The US dollar erased losses to trade flat against a basket of currencies on Wednesday, after Federal Reserve Chair Jerome Powell rejected the idea of using negative interest rates as a stimulative tool, even as he sounded a gloomy note about economic growth.
In remarks webcast by the Peterson Institute for International Economics, Powell said the country could face an "extended period" of weak growth.
Economic recovery may take time, depending on progress fighting the coronavirus pandemic, he said.
The US Dollar Currency Index, which measures the greenback's strength against six major currencies, was little changed on the day at 100.02. The index slipped as low as 99.57 during the session.

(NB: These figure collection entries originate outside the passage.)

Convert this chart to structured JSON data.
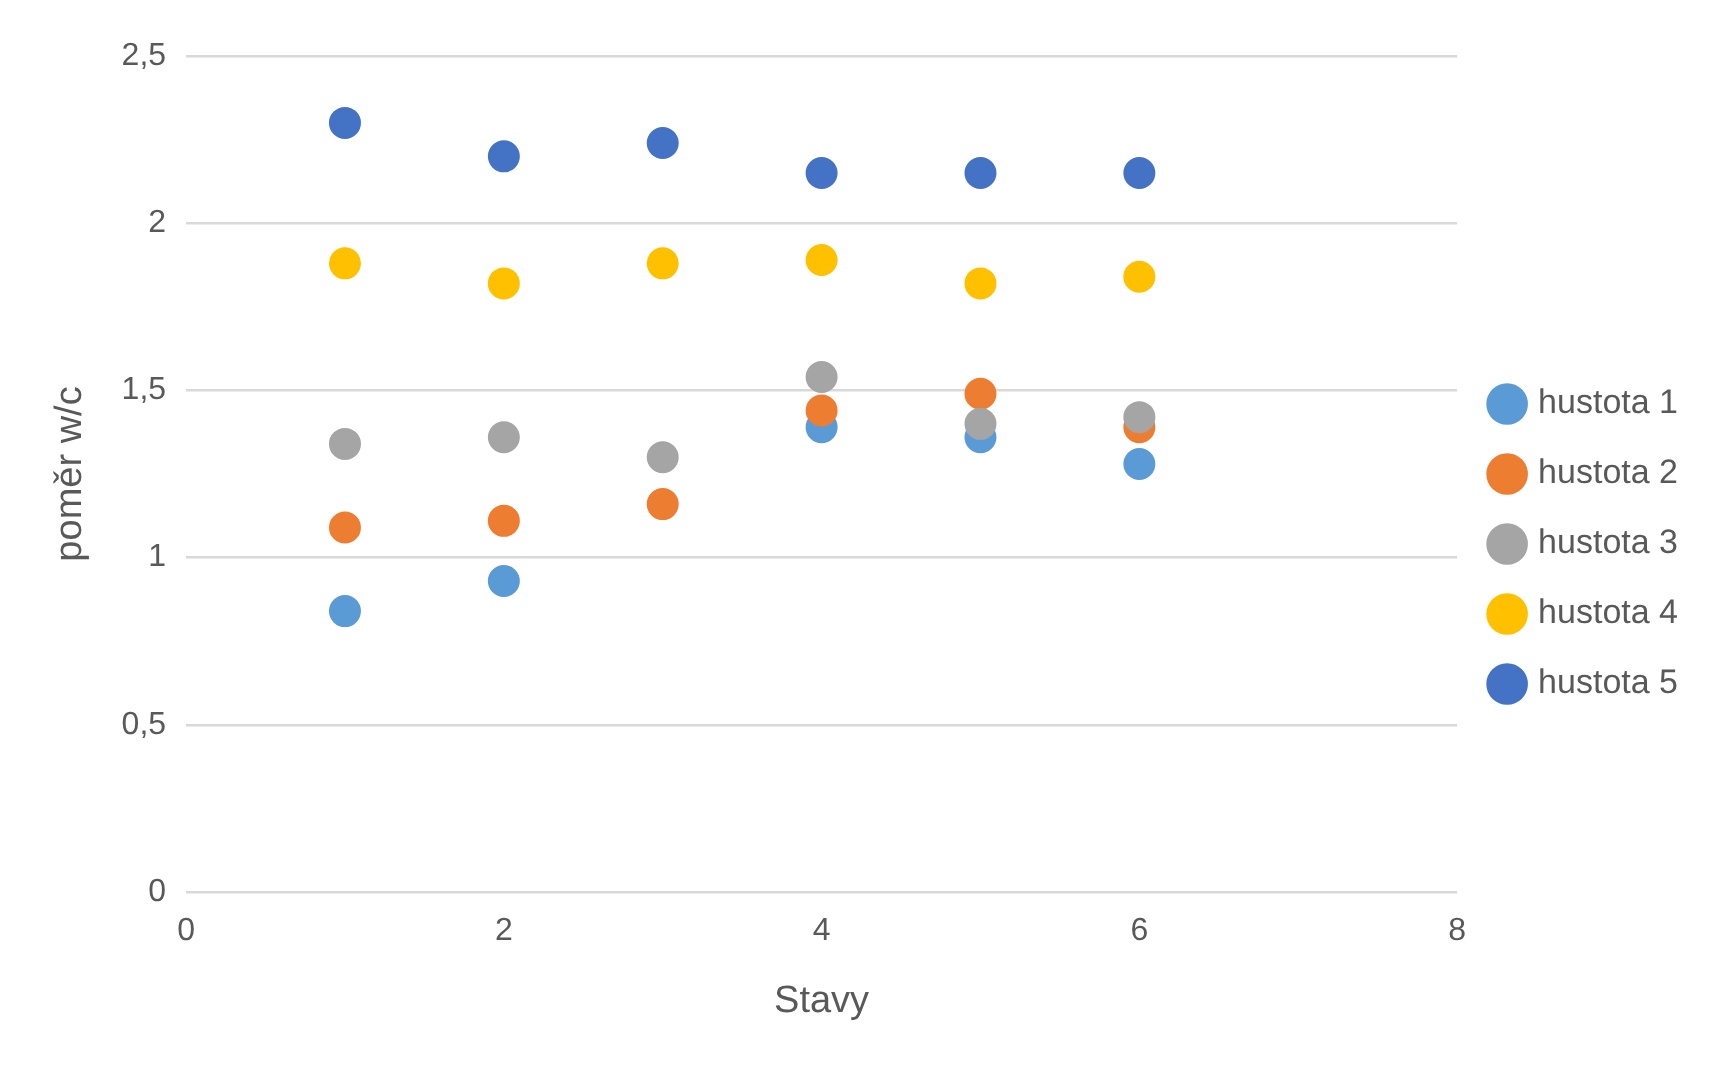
{
  "chart_data": {
    "type": "scatter",
    "xlabel": "Stavy",
    "ylabel": "poměr w/c",
    "x": [
      1,
      2,
      3,
      4,
      5,
      6
    ],
    "series": [
      {
        "name": "hustota 1",
        "color": "#5b9bd5",
        "values": [
          0.84,
          0.93,
          null,
          1.39,
          1.36,
          1.28
        ]
      },
      {
        "name": "hustota 2",
        "color": "#ed7d31",
        "values": [
          1.09,
          1.11,
          1.16,
          1.44,
          1.49,
          1.39
        ]
      },
      {
        "name": "hustota 3",
        "color": "#a5a5a5",
        "values": [
          1.34,
          1.36,
          1.3,
          1.54,
          1.4,
          1.42
        ]
      },
      {
        "name": "hustota 4",
        "color": "#ffc000",
        "values": [
          1.88,
          1.82,
          1.88,
          1.89,
          1.82,
          1.84
        ]
      },
      {
        "name": "hustota 5",
        "color": "#4472c4",
        "values": [
          2.3,
          2.2,
          2.24,
          2.15,
          2.15,
          2.15
        ]
      }
    ],
    "xlim": [
      0,
      8
    ],
    "xticks": [
      0,
      2,
      4,
      6,
      8
    ],
    "ylim": [
      0,
      2.5
    ],
    "yticks": [
      {
        "value": 0,
        "label": "0"
      },
      {
        "value": 0.5,
        "label": "0,5"
      },
      {
        "value": 1,
        "label": "1"
      },
      {
        "value": 1.5,
        "label": "1,5"
      },
      {
        "value": 2,
        "label": "2"
      },
      {
        "value": 2.5,
        "label": "2,5"
      }
    ],
    "grid": "y",
    "legend": "right",
    "marker": "circle"
  }
}
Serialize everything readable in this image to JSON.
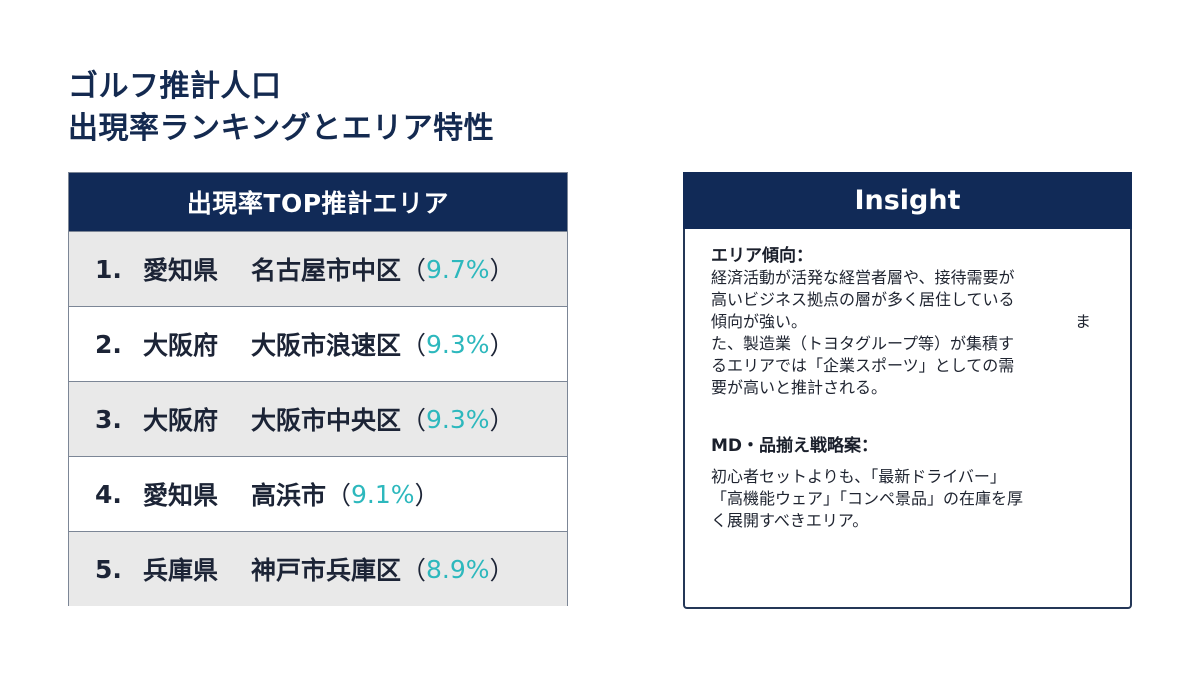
{
  "title": {
    "line1": "ゴルフ推計人口",
    "line2": "出現率ランキングとエリア特性"
  },
  "ranking": {
    "header": "出現率TOP推計エリア",
    "rows": [
      {
        "rank": "1.",
        "prefecture": "愛知県",
        "city": "名古屋市中区",
        "pct": "9.7%"
      },
      {
        "rank": "2.",
        "prefecture": "大阪府",
        "city": "大阪市浪速区",
        "pct": "9.3%"
      },
      {
        "rank": "3.",
        "prefecture": "大阪府",
        "city": "大阪市中央区",
        "pct": "9.3%"
      },
      {
        "rank": "4.",
        "prefecture": "愛知県",
        "city": "高浜市",
        "pct": "9.1%"
      },
      {
        "rank": "5.",
        "prefecture": "兵庫県",
        "city": "神戸市兵庫区",
        "pct": "8.9%"
      }
    ],
    "paren_open": "（",
    "paren_close": "）"
  },
  "insight": {
    "header": "Insight",
    "area_trend": {
      "title": "エリア傾向：",
      "lines": [
        "経済活動が活発な経営者層や、接待需要が",
        "高いビジネス拠点の層が多く居住している",
        "傾向が強い。",
        "ま",
        "た、製造業（トヨタグループ等）が集積す",
        "るエリアでは「企業スポーツ」としての需",
        "要が高いと推計される。"
      ]
    },
    "md_strategy": {
      "title": "MD・品揃え戦略案：",
      "lines": [
        "初心者セットよりも、「最新ドライバー」",
        "「高機能ウェア」「コンペ景品」の在庫を厚",
        "く展開すべきエリア。"
      ]
    }
  },
  "colors": {
    "navy": "#112a57",
    "title_navy": "#142a50",
    "teal_pct": "#2db8bd",
    "row_shade": "#e9e9e9"
  }
}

"Powell clearly shelved the prospect of negative rates for now," Karl Schamotta, chief market strategist at Cambridge Global Payments in Toronto.
The dollar index has traded in a tight range over the past few weeks but remains just 3% shy of a more than three-year high hit in late March, supported by heightened demand for safe havens as financial markets remain on edge about the economic impact of the pandemic.
Elsewhere, the British pound gave up earlier gains to trade 0.2% lower on the day as bond yields fell after data showed the economy contracted by a record 5.8% in March even though household consumption dropped less than feared by some market participants.
The New Zealand dollar slid 1.0% after the country's central bank doubled the amount of bonds it was buying and opened the door to negative interest rates, sending long-term bond yields to all-time lows.